Aer Lingus has laid off more than 100 further staff until 2022, despite moves to reopen air travel in July.
Permanent seasonal cabin crew - who work with the airline each year during the busy summer season - have been told they will not be required until next year.
The airline has also revealed that it will “buy in non-core services” for a number of smaller departments, including load planning.
“This afternoon, with no notice, we were informed that our Permanent Seasonal colleagues will continue on lay-off until 2022,” a trade union official said in a memo to cabin crew at the airline.
“This is very upsetting news for these colleagues who we have worked with side-by-side. We are devastated to hear this news and we will be engaging with the company.”
The news of the 110 new lay-offs followed a letter last Monday to trade unions in which the airline had reiterated “the potential for further lay-offs and the prospect of redundancies”
“As you are aware, the situation remains extremely fluid and we cannot discount further immediate decisions needing to be taken,” wrote Sean Murphy, executive director of HR & Dublin Airport Operations. “Therefore we ask and encourage, that in advance of our next meeting, you and your colleagues reflect on the seriousness of the situation.”
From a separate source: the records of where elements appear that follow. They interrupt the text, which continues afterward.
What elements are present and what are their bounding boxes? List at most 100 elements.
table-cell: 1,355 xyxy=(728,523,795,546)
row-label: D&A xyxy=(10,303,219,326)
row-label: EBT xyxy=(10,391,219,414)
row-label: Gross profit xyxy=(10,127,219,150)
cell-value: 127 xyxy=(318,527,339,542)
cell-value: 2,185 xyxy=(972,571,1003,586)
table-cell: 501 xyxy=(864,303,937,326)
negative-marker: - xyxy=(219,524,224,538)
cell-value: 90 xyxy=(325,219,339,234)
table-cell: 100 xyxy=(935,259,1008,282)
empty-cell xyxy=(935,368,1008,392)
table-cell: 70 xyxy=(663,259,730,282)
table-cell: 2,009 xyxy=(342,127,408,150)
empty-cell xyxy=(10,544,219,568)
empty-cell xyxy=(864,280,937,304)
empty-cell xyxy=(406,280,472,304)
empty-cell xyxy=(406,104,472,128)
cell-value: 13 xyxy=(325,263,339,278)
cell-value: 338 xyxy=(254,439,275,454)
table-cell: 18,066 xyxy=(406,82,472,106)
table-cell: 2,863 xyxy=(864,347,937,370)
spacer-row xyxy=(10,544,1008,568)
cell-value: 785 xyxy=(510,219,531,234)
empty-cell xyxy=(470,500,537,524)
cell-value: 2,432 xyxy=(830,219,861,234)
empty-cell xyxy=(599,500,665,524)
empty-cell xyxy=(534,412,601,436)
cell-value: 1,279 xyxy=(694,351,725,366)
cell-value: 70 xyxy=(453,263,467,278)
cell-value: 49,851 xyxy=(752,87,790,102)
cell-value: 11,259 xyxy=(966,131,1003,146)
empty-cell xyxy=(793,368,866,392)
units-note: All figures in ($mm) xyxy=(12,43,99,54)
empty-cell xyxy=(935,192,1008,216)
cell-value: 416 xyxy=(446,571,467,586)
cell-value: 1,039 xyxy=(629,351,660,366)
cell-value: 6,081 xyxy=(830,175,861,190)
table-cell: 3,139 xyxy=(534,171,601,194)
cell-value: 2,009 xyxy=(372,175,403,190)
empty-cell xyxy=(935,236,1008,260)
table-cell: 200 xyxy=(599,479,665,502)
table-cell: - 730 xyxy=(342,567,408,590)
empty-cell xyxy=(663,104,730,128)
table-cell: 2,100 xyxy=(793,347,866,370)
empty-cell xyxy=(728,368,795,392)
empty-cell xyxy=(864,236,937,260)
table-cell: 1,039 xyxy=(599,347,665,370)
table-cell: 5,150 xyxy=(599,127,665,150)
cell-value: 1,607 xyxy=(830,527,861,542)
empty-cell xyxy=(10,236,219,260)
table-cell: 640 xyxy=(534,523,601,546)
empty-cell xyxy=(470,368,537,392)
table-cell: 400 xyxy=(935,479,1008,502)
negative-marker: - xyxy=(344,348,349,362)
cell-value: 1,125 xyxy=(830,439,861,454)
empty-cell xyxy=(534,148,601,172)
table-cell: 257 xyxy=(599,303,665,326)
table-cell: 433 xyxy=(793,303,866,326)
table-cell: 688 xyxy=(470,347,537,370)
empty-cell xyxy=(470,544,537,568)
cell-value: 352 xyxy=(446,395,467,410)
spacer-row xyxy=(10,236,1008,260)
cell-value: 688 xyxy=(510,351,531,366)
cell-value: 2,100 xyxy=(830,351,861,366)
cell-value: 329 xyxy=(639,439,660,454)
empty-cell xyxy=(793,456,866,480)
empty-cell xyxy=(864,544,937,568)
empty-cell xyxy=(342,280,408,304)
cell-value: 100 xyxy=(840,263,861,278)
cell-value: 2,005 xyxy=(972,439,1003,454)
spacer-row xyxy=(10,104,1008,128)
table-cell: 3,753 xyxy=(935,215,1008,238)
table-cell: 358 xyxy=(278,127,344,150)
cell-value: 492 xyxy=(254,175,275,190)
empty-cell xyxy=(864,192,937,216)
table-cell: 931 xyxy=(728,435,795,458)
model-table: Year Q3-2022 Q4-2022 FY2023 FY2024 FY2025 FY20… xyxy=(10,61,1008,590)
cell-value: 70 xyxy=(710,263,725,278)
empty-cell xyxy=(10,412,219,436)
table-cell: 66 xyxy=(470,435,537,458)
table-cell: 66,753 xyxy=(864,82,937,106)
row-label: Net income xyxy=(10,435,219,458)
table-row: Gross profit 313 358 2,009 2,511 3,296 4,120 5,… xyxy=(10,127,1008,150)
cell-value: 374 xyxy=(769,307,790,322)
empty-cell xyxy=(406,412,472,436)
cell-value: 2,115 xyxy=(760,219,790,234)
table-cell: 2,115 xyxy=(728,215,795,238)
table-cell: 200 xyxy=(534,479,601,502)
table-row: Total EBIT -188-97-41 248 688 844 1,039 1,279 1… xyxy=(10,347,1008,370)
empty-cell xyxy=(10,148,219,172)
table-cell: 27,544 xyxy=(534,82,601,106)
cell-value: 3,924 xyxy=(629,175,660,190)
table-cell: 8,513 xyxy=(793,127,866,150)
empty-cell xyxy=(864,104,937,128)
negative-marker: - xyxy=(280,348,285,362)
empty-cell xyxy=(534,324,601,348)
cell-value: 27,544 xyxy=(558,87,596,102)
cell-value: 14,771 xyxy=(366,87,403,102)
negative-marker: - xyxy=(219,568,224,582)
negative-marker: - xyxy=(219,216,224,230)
Following that warning the airline confirmed in documents sent to trade unions further details of the wage cuts and structural changes first reported last week by the Sunday Independent.
Newly-hired Aer Lingus cabin crew will be paid just above minimum wage under the new cost-cutting proposals prepared by management. Cabin crew will start on €23,261 - just €50 a week more than the minimum wage and almost €3,000 less than the current entry point for the airline’s flight crew.
Under the proposals, new staff will continue to have access to the airline’s defined contribution pension fund but Aer Lingus will cut its contribution to this for them to 7pc from 10pc, while sick pay and other terms and conditions will also be altered.
The structural changes that management hope to push through to stabilise the airline, which is losing up to €1m per day, would mean two new increment points added below the pay scale for staff who joined the airline after 2012.
Older staff will see the top three points removed from their separate 15-point pay scale and those currently on those top three increment levels will have their pay cut to reflect the change. All crew will have their pay frozen until 2026.
One source at the airline said that there was a huge amount of tension amongst staff over the proposals. There was nervousness amongst older staff that if the stringent cutbacks came to ballot of all staff that younger staff would be likely to accept proposals so as to save their jobs whereas older staff would be reluctant to what would amount to permanent wage cuts worth thousands of euro. Some cabin crew on so-called legacy contracts could lose at least €6,000 per year, said the source.
“They are trying to split the camp,” said the source. “There is no way we are going to allow staff on different terms and conditions vote on our terms and conditions if this is put to ballot. That would be like students voting to lower the pay of teachers.”
There is fear amongst staff that should the airline fail to radically alter terms and conditions, that it could then move to a new phase of outsourcing in ground operations and redundancies amongst cabin crew. “If this plan is rejected the airline could look for about 400 or 500 redundancies,” said the source.